Books I Didn't Finish: Recursion

One thing I struggle with, as a big-time media reviewer with an audience of billions, is how to respond to something whose only flaw is not delivering the story I expected. Is it really fair to call something bad just because it ended up going in a direction that I find uninteresting? How do you evaluate a well-written novel that succeeds on every level, save for subjective interest?

That’s actually completely irrelevant, because while Recursion’s plot direction did disappoint me, I also stopped reading it for multiple other reasons.

The premis, as presented in the opening chapters, is fascinating: people all over the world are suddenly remembering alternate lives, perceiving themselves to have suddenly woken up in a different world where their spouses are married to different people and their children don’t exist. Suicides among victims of this False Memory Syndrome are climbing, no one knows what’s causing it or if it’s contagious, the situation is generally not positive vibes.
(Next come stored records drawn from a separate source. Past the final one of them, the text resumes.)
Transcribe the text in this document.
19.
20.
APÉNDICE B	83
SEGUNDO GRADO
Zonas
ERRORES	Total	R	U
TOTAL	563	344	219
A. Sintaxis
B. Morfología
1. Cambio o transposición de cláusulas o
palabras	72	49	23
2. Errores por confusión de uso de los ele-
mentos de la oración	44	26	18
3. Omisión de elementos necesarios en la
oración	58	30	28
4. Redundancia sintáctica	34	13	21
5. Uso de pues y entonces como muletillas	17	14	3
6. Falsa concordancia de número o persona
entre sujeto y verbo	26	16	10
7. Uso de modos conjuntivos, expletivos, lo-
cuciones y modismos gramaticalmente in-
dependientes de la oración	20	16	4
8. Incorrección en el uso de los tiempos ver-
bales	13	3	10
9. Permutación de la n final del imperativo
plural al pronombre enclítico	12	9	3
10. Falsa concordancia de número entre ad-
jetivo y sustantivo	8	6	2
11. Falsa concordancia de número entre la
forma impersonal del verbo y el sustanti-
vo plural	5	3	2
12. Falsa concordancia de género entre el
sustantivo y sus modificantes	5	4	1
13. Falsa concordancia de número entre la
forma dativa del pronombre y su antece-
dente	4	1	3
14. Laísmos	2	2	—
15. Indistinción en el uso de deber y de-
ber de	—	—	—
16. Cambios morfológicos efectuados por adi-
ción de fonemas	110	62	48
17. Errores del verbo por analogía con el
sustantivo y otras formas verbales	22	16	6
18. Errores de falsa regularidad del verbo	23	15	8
Our protagonist, Cop Guy, gets involved when he fails to prevent the suicide of a woman stricken with FSM, and before long he’s remembering another life where his daughter didn’t die in a tragic accident.

This is exactly the kind of premise that I am Here For, in a metaphysical sense. Let’s explore the societal impact of this unfolding calamity and really dig into how people afflicted react to it, and how society reacts to them. That is the direction you’re going to take, right Recursion? You’re not going to immediately shift gears into a mystery plot where Cop Guy tracks down the mysterious memory hotel at the heart of the phenomenon and confronts a sinister scientist? You’re not, right? Right?

God damn it.

It would be inaccurate to say that my interest in the book went from 100 to 0 as soon as I realized what direction the story was going in. There had been warning signs before then. The decision to have the main character be a detective gave me pause, since sticking in a murder mystery is a tried and true method of wrangling some narrative momentum into a premise that doesn’t inherently have any. It’s actually a bit worse here because Cop Guy isn’t even assigned to investigate the suicide that opens the book; he just does it of his own volition, for no particular reason.

The other thing that tripped me up early on about Recursion is the writing, which is…not bad exactly, but flat. As a random example, here’s the other POV character describing some really expensive wine:

He goes to his wine fridge and takes out a ’47 Cheval Blanc. It takes him a moment to remove the delicate cork, and then he empties the bottle into a crystal decanter. 

“Not too much of this left in the world,” he says. 

The moment Helena lifts the glass to her nose and inhales the sweet, spicy perfume of the ancient grapes, her concept of what wine can be is irrevocably altered.

It’s like I can taste it.

This might not have been an issue if not for the fact that pretty much everything is narrated in this same bloodless manner. Cop Guy suddenly starting to remember a parallel life should be terrifying and delirium-inducing, but it’s described with the same creativity as the minutiae of his travel arrangements. Consequently, the book doesn’t communicate the mind-bending nature of False Memory Syndrome, which in turn undermines the havoc it’s meant to be wreaking on its sufferers.

Not that that matters, because as stated, the book appears to get away from that topic as quickly as possible and into the potboiler thriller plot that its prose is much more suited to.

I have to add the disclaimer here that my migraines have been very bad lately (which is why this post is so short), and it’s entirely possible that I would have had more patience with Recursion if I was feeling better. But then again, maybe not; there are few things that frustrate me more than wasted potential.